LONDON, April 19 (Reuters) - The pound rose to hit a two-week high against the dollar on Monday at the start of a data-heavy week that is expected to provide more evidence that Britain’s economy is rebounding from its deepest recession in 300 years.
The pound had a strong first quarter, supported by dwindling expectations of negative interest rates and by a fast roll-out of vaccinations against COVID-19 across Britain.
As England re-opened shops, hairdressers, gyms and pub gardens in April, analysts expect a faster economic recovery in the United Kingdom than in the European Union, which is facing a third wave of infections.
Traders will be watching PMI surveys for the UK, together with data on the labour market, inflation and retail sales this week.
Both ING and UniCredit analysts told clients there was scope for sterling to strengthen to $1.40 this week.
“GBP continues to find support on dips and it seems like investors are happy enough staying positioned for the 2Q UK re-opening story,” said Chris Turner, Global Head of Markets at ING.
“Today we have already seen some encouraging April Rightmove house price data,” he said.
Advertised prices for homes in Britain hit a record high after finance minister Rishi Sunak stoked the market again by extending a tax cut for home-buyers last month, property website Rightmove said on Monday.
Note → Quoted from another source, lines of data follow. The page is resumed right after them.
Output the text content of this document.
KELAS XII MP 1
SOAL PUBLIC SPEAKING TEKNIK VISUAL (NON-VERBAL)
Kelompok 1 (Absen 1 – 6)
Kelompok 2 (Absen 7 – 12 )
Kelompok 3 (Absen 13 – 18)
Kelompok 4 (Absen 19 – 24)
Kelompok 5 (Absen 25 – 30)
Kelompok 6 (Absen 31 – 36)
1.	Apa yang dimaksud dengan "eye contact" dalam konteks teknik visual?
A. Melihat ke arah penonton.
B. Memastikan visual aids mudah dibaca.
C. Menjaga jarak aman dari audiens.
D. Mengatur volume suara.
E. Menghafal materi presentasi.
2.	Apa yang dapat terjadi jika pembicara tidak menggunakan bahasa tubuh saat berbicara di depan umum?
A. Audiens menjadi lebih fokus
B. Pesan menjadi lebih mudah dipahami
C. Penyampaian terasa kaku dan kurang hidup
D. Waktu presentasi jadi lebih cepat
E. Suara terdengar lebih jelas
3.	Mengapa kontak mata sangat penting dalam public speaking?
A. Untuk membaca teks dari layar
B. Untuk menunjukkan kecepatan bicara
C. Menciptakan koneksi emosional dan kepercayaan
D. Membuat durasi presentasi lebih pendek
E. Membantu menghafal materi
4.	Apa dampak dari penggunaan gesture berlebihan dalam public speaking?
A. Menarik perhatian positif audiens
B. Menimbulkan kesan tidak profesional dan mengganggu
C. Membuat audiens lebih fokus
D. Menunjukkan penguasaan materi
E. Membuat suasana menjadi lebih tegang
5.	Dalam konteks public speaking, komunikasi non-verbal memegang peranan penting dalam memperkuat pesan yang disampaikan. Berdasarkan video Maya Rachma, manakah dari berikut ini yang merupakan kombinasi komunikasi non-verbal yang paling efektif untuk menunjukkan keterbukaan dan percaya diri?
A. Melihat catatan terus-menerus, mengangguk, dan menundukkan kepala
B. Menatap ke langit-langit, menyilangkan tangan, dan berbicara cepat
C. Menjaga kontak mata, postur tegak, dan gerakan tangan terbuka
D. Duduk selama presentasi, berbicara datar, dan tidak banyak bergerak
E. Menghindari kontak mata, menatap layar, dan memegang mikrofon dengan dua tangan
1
Speculators’ net long position on the pound versus the dollar rebounded in the week to April 13 after slipping to its lowest since February in the previous week, futures data from CFTC showed.
Versus a weakening dollar, the pound rose 0.4% to $1.3900 at 0958 GMT, its highest level since April 6. It was 0.1% lower versus the euro at 86.61 pence, after it hit its highest of 86.30 pence since April 8.
“Current domestic COVID data is encouraging and a further easing of lockdowns will all point in the direction of the UK economy early out of the block on economic recovery expectations,” said Neil Jones, Head of FX Sales at Mizuho Bank.